A crítica vai além do Brasil: Lula enxerga em Bolsonaro um símbolo de uma extrema direita global que nega a ciência, promove teorias conspiratórias e mobiliza ressentimentos sociais para destruir políticas públicas.
Democracia, arte e planeta sob ataque
O presidente também compartilhou conversas com Chico Buarque e a intenção de reunir grandes nomes da cultura brasileira nascidos entre as décadas de 1940 e 1950. A iniciativa busca fortalecer a memória coletiva e valorizar o patrimônio cultural diante das investidas contra o setor artístico nos últimos anos.
Sobre a crise ambiental, Lula voltou a criticar os países ricos pela falta de ação diante do colapso climático.
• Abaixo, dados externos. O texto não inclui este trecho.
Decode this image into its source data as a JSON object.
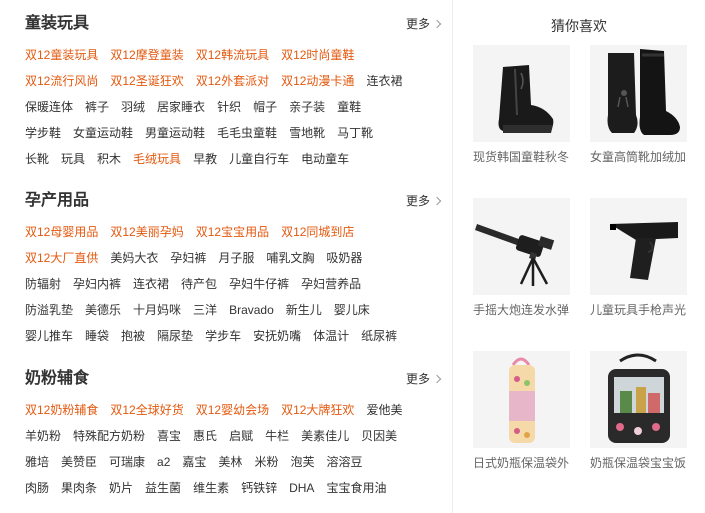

Disse que é urgente forçar as potências a cumprirem suas promessas de financiamento e responsabilização ambiental: “Se a gente não trabalhar com muita força para obrigar os países ricos a cumprirem seus compromissos, sinceramente não sei o que vai acontecer com o planeta”.
Democracia ou barbárie
Encerrando o discurso, Lula reiterou que a agenda brasileira na França se baseia em três pilares: democracia, justiça social e combate à fome. E provocou a comunidade internacional ao expor a contradição moral do sistema global:
“O mundo gasta US$ 2,7 trilhões por ano em armas, enquanto 733 milhões de seres humanos passam fome”.
A frase resume a crítica central do presidente: em vez de armas, o mundo deveria investir em dignidade. Em vez de ódio, humanidade.
O Carioca Esclarece
O que Lula quis dizer ao falar em ‘corrente nazista e fascista’?
Ele se refere à reorganização global de forças políticas de extrema direita que negam direitos civis, promovem revisionismo histórico e rejeitam ciência e instituições. Essas forças usam estratégias autoritárias para fragilizar democracias, muitas vezes com apoio popular e digital.
Por que o multilateralismo é tão importante para Lula?
Porque representa um modelo de governança internacional em que todos os países têm voz — especialmente os do Sul Global. Lula defende que decisões globais não fiquem concentradas em potências como EUA, China ou Europa, mas que envolvam blocos como BRICS, União Africana e Mercosul.
Qual a relação entre cultura e política no discurso de Lula?
Lula vê a cultura como instrumento de resistência e soberania. Ao citar artistas e obras como as de Marcelo Rubens Paiva e Chico Buarque, ele mobiliza memórias da ditadura e reforça a importância de proteger o setor cultural frente ao obscurantismo da extrema direita.